As stated in the prior paper on UC visits for headache in NYC, regulation or standardization of UC facilities varies across states, so we sought to better understand how urgent care centers outside of NYC operate and might manage headache/migraine. As this is a newly expanding area with potential for headache management, there are several areas for potential study (See Table 6).


This is the first study examining how urgent care centers in various parts of the country may be used for headache/migraine and provides a glimpse into how they may or may not have the ability to offer intravenous medications, have certain medications in stock, or have protocols already in place for headache.


This study had several limitations. Our QI project utilized convenience sampling. This may have assisted with obtaining data from multiple regions of the US, nevertheless, we cannot generalize our findings to all urgent care centers. Future research could include randomized trials with increased and randomized sampling for greater generalizability.

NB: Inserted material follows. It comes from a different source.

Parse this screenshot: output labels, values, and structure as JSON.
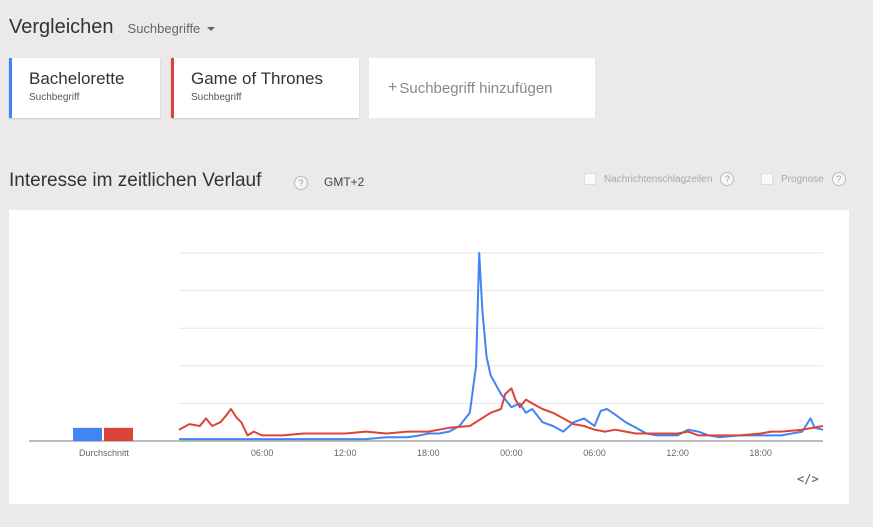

Moreover, this is a QI study and is not generalizable to the whole population. The data was collected through clinician reported surveys, thus incorporating recall and estimation biases that may have impacted the analysis. Future studies may consider prospective data collection to limit the impact of these biases. During the assessment of treatment protocols we did not explore the use of distinct protocols for types of acute headaches (for example: migraine and non-migraine common primary headache disorders) We did not examine provider level data or patient level data to examine whether there were transfers to EDs, the reasons for the transfers, etc. Patient level data, (e.g. clinical outcomes, demographics, etc.) of those treated for headache disorders in UCs may enrich our understanding of UC role in the treatment of headache disorders and help to examine impact of healthcare utilizations and costs. We also did not obtain volume data for the UC sites. Patient volume data may inform the systematic role and impact of UC on headache care in the US. Our work is solely a glimpse into considerations for how the headache community might consider working with UC facilities, considerations for discussion and considerations for future research.


Limited access to quality care is a significant contributor to gaps in US healthcare. The limited number of clinicians with expertise in headache management, together with the limited options for acute headache management within the confines of a typical outpatient clinic (with or without infusion capabilities), forces patients to seek care in the ED. UC centers are traditionally less busy than EDs and, with their ability to provide care during extended hours, can prove to be a valuable accommodation for patients needing management of acute headaches. Patients with predictable clinical presentations and responses to previously tried abortive regimens (for example, acute migraine) may benefit the most. Our study aimed at exploring the current infrastructure and practice parameters at UC centers as it pertains to managing acute headaches in adults and the results are very informative. A larger-scale study may provide further insight in this regard, and the preparedness for UC facilities to develop headache-specific protocols and provide quality care for headache patients. While there is a need for the development of clinical guidelines and evidence-based approaches specific to UC centers to improve outcomes, we implore on the proposition to build partnerships with UC centers with the goal of providing value-driven care that is timely and effective.